Thursday, October 20, 2011

UVa plagiarism case (with campus newspaper) gets complicated; how student honor and conduct codes really work

I’ve often written about plagiarism and academic integrity here. At the University of Virginia this fall, there occurred a bizarre incident indeed, according to a story by Daniel De Vise on the front Metro page of the Oct. 20 Washington Post, “Plagiarism accusation entangles editors, too”, link here.

In fact, the Cavalier Daily has its own account of the event, here

What’s interesting, in the first place, is that piecing together long quotes from several sources was itself a kind of plagiarism.  Maybe the author of the Cavalier story failed to give attribution.  But the incident could have become an interesting one indeed had it wound up among the list of Righthaven cases (that is, had one of the sources come from the Las Vegas Journal Review or Denver Post, perhaps improbable).

Public colleges in Virginia, including the University of Virginia, the College of William and Mary (site of my own 1961 incident), Virginia Tech, and VMI, among others, have strict honor codes and, at least with UVa (probably the others) comprehensive student government which runs everything.
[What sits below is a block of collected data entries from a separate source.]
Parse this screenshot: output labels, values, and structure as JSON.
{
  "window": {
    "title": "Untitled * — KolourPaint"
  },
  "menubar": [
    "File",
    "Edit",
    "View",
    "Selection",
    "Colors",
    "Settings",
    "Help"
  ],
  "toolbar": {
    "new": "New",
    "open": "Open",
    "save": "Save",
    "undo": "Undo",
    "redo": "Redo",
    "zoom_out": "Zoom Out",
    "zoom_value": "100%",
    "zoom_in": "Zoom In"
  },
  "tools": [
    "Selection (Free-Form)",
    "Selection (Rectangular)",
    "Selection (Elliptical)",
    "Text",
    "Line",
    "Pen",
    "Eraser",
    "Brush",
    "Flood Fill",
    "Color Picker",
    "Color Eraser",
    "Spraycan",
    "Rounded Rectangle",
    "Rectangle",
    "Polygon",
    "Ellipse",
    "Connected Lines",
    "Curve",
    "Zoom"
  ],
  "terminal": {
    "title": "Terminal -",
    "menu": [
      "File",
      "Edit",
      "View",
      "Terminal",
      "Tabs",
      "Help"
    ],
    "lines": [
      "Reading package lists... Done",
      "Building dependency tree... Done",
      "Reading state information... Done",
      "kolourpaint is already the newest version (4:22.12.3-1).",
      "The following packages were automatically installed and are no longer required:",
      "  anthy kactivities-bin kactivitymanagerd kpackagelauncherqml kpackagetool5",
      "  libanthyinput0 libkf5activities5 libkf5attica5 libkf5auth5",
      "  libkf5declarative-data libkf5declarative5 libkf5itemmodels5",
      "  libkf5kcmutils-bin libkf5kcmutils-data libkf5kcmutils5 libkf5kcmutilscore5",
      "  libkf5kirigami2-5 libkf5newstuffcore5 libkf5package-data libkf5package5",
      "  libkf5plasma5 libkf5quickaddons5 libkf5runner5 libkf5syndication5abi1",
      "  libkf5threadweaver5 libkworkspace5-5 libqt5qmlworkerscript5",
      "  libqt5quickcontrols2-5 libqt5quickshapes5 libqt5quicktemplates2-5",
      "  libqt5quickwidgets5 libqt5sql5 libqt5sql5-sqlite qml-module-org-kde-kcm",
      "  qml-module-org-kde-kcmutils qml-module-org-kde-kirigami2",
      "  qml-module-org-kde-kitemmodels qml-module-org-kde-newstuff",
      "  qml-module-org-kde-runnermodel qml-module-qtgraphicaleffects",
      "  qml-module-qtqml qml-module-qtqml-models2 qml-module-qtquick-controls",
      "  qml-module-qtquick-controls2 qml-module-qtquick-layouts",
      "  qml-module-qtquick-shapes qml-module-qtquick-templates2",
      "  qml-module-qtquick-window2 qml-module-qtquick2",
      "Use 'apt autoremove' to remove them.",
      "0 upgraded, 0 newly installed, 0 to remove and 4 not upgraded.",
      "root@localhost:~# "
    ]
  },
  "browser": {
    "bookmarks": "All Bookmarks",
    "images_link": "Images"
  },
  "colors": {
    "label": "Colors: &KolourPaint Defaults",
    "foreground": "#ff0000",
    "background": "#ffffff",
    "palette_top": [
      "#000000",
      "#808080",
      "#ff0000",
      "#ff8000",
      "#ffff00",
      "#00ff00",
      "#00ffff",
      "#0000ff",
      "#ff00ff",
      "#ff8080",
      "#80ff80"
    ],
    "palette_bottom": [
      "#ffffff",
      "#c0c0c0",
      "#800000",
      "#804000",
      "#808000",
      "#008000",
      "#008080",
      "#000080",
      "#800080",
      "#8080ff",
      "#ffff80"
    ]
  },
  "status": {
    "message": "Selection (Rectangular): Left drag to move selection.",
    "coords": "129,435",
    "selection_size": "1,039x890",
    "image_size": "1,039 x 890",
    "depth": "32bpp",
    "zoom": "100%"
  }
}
The Post article discusses how the Honor and Judiciary committees work. At UVa, students run everything. The Cavalier is saying that the administration needs to be able to intervene more in situations involving tricky points of the law.

The newspaper editors were hauled before the Judiciary Committee for disclosing  in a published editorial the Honor proceedings against the supposed original writer, said to be a violation of confidentiality and federal law. It turns out that it’s not.  But it probably would have violated the law to disclose this in a personal blog.
Since blogging and social media are so commonly used on campus, it’s important to consider the case in view of social media (as in the opening of the film “Social Network” which also deals with “student conduct” online  -- as actor Jesse Eisenberg demonstrated so well).

When I was a high school senior, I first considered the University of Virginia. I was somewhat laughed at when I said that at a party. In those days, students had to wear coat and tie to class, and were considered Virginia “gentlemen”.  Thankfully, times have changed, but maybe not enough.

The Cavalier reports that the Occupy protest movement will get permits in Charlottesville.